Now, using the parallel axis theorem, we can write an expression for the moment of inertia after the cell gains one pixel:

\begin{eqnarray} I_{xx}^{new} = I_{x'x'}^{new} - (V+1)d_{new}^2 \end{eqnarray}

where, as before, \(I_{xx}^{new}\) denotes the moment of inertia of a cell with a new pixel with respect to x axis passing through the center of mass, \(I_{x'x'}^{new}\) is a moment of inertia with respect to an axis parallel to the x axis that passes through the center of mass, \(d_{new}\) is the distance between the axes, and \(V+1\) is the volume of the cell after it gained one pixel. Now, let us rewrite the above equation by adding and subtracting the \(Vd^2\) term:

\begin{eqnarray} I_{xx}^{new} = I_{x'x'}^{old} + y_{n+1}^2 + z_{n+1}^2 - Vd^2 + Vd^2 (V+1)d_{new}^2 \\ = I_{x'x'}^{old} - Vd^2 + y_{n+1}^2 + z_{n+1}^2 + Vd^2 (V+1)d_{new}^2 \\ I_{xx}^{old} - Vd^2 + y_{n+1}^2 + z_{n+1}^2 + Vd^2 (V+1)d_{new}^2 \end{eqnarray}

Therefore, we have found an expression for the moment of inertia passing through the center of mass of the cell with the additional pixel. Note that this expression involves a moment of inertia for the old cell (i.e. the original cell, not the one with extra pixel). When we add a new pixel, we know its coordinates and we can also easily calculate \(d_new\) . Thus, when we need to calculate the moment of inertia for a new cell, instead of performing summation as given in the definition of the inertia tensor, we can use a much simpler expression.
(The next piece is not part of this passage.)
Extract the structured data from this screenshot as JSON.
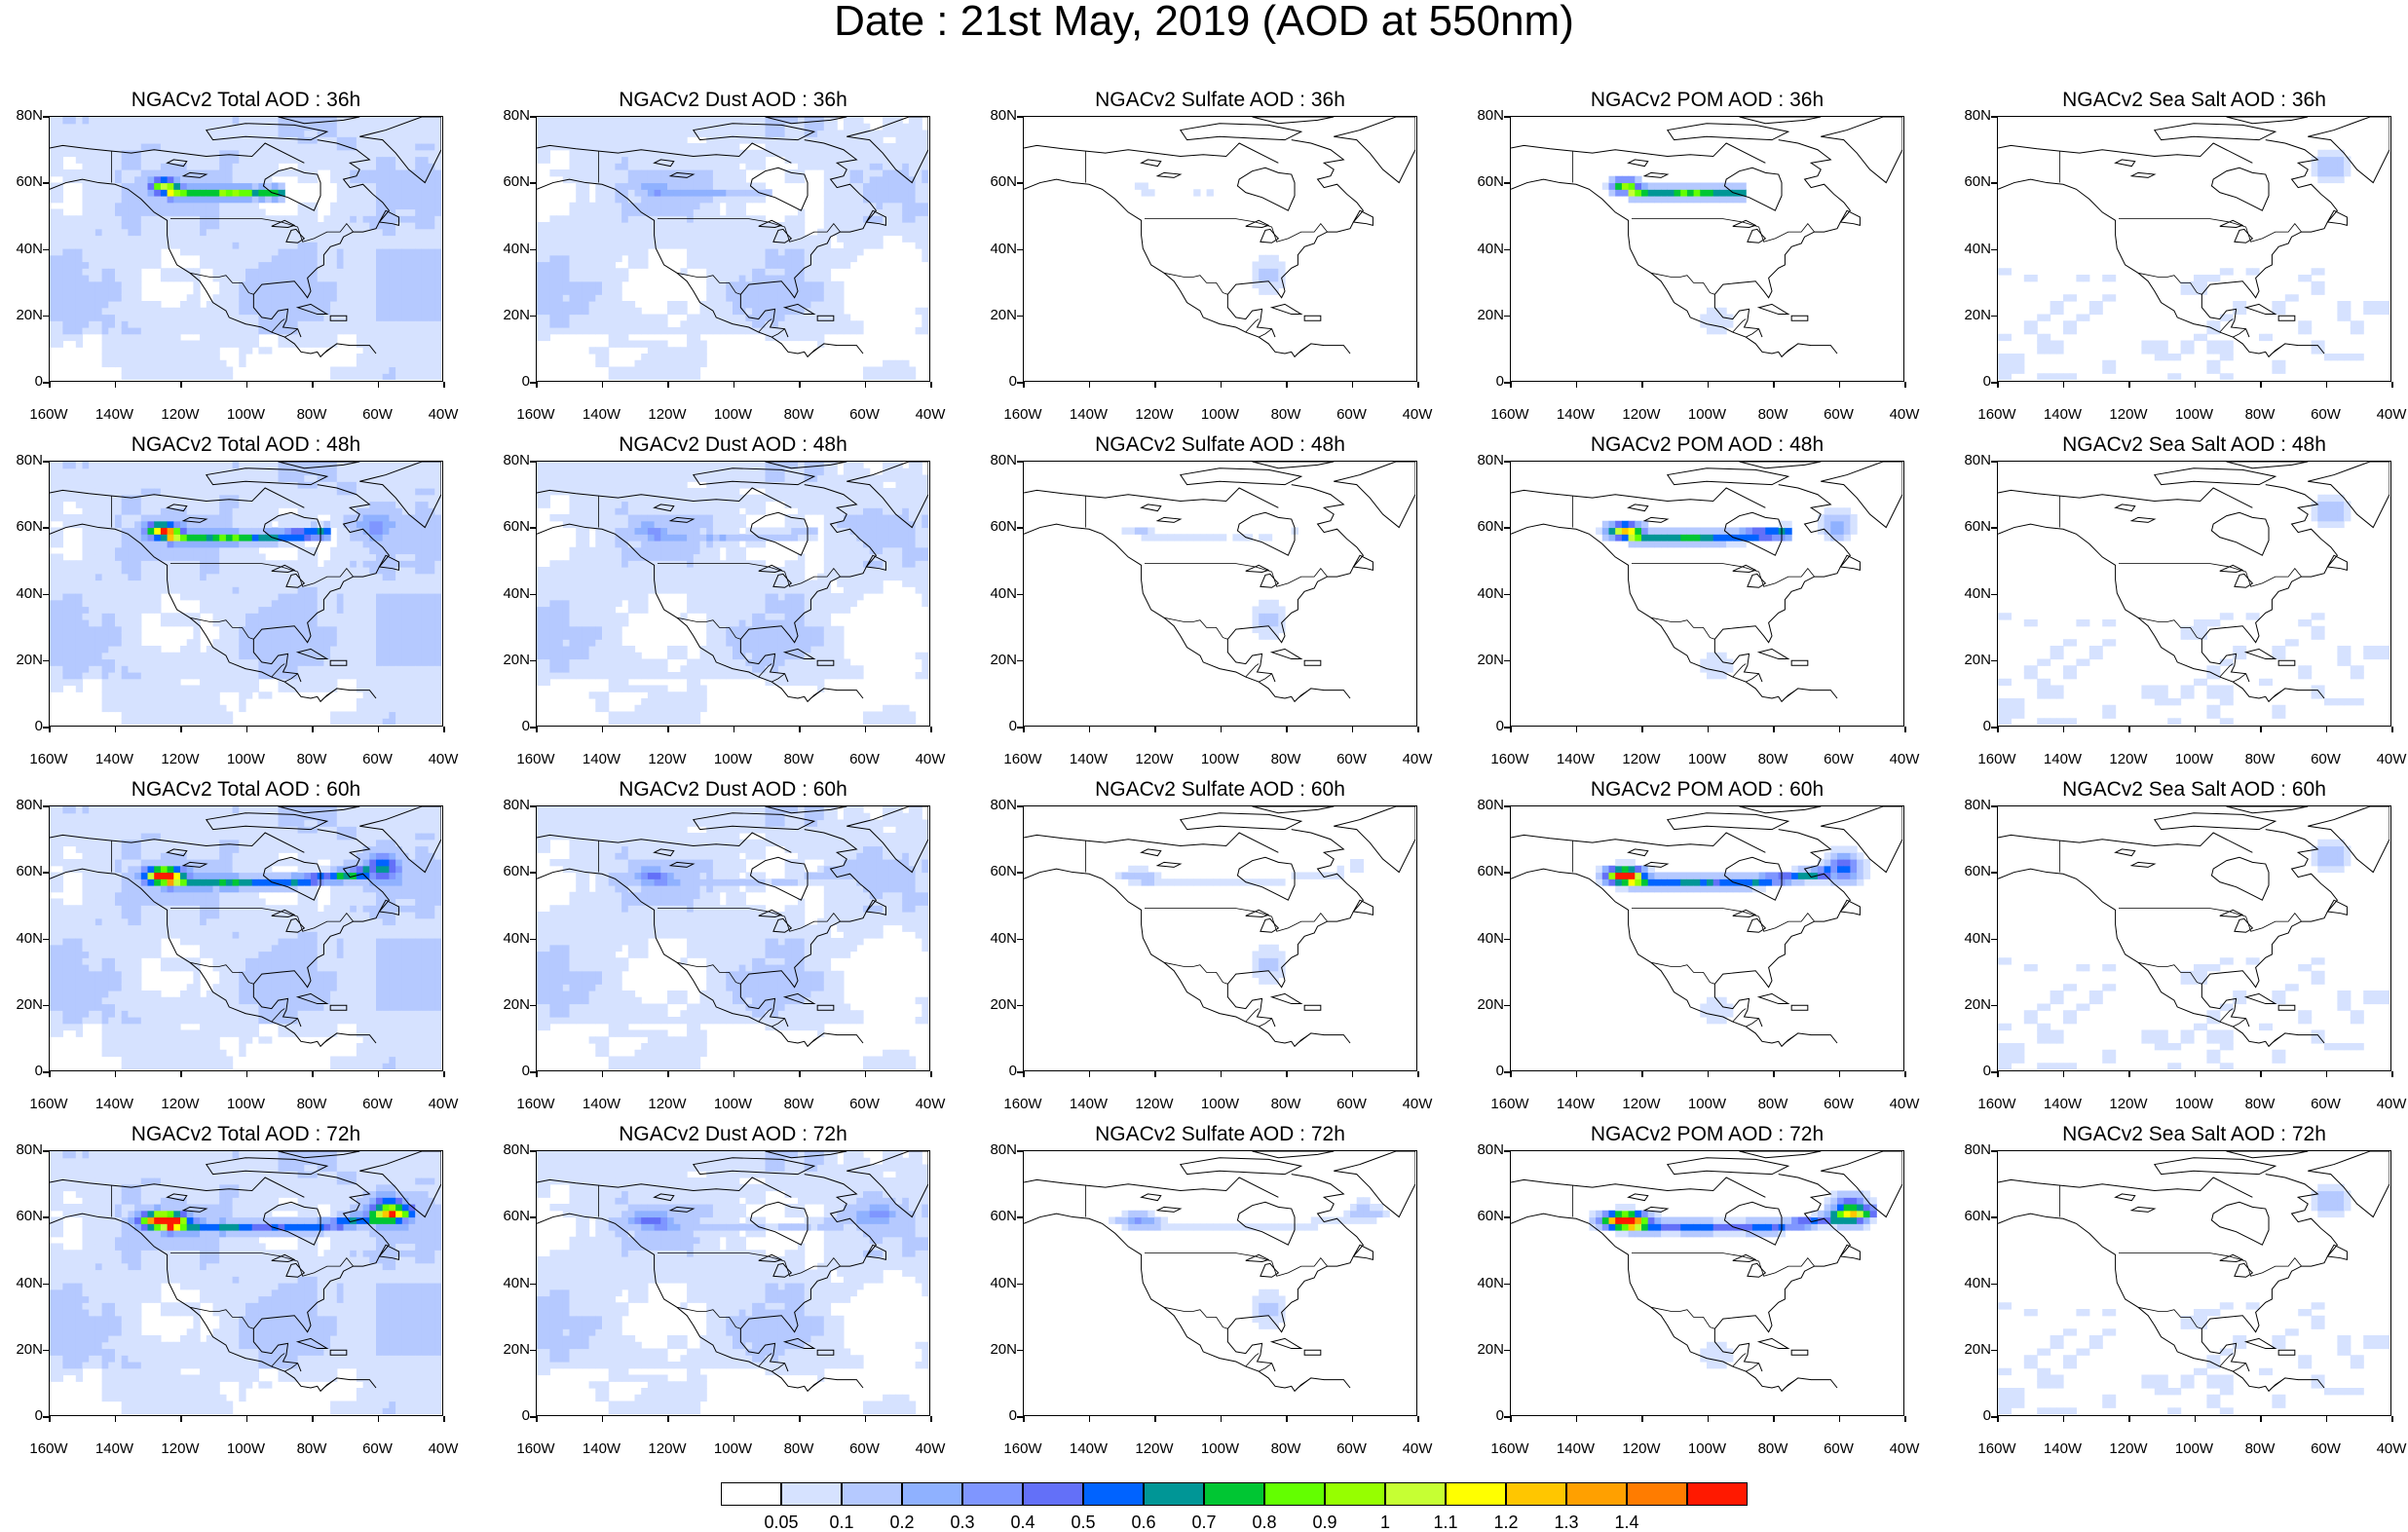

This was a diagonal term of the inertia tensor. What about off-diagonal terms? Let us write an explicit expression for \(I_{xy}\) :

\begin{eqnarray} I_{xy} = -\sum_i^N (x_i-x_{com})(y_i-y_{com}) = -\sum_i^N x_i y_i + x_{COM}\sum_i^Ny_i + y_{COM}\sum_i^Nx_i - x_{COM}y_{COM}\sum_i^N \\ = -\sum_i^N x_i y_i + x_{COM}Vy_{COM} + y_{COM}Vx_{COM} - x_{COM}y_{COM} V \\ = -\sum_i^N x_i y_i + V x_{COM}y_{COM} \end{eqnarray}

where \(x_{COM}\), \(y_{COM}\) denote x and y center of mass positions of the cell, \(V\) denotes cell volume. In the above formula, we have used the fact that:

\begin{eqnarray} x_{COM} = \frac{\sum_i x_i}{V} \implies \sum_i x_i = x_{COM} V \end{eqnarray}

and similarly for the y coordinate.

Now, for the new cell with an additional pixel, we have the following relation:

\begin{eqnarray} I_{xy}^{new} = - \sum_i^{N+1} x_i y_i + (V+1)x^{new}_{COM}y^{new}_{COM} \\ = - \sum_i^{N} x_i y_i + V x_{COM}y_{COM} - x_{COM}Vy_{COM} + (V+1)x^{new}_{COM}y^{new}_{COM} - x_{N+1}y_{n+1} \\ = I_{xy}^{old} - V x_{COM}y_{COM} + (V+1)x^{new}_{COM}y^{new}_{COM} - x_{N+1}y_{n+1} \end{eqnarray}

where we have added and subtracted \(V x_{COM}y_{COM}\) to be able to form \(I_{xy}^{old}- \sum_i^{N} x_i y_i+ V x_{COM}y_{COM}\) on the right hand side of the expression for \(I_{xy}^{new}\) . As was the case for the diagonal element, calculating an off-diagonal of the inertia tensor involves ::math`I_{xy}^{old}` and the center of mass of the cell before and after gaining a new pixel. All those quantities are either known a priori (::math`I_{xy}^{old}`) or can be easily calculated (center of mass position after gaining one pixel).

We have shown how we can calculate the tensor of inertia for a given cell with respect to a coordinate frame with origin at a cell’s center of mass, without evaluating full sums. Such “local” calculations greatly speed up simulations.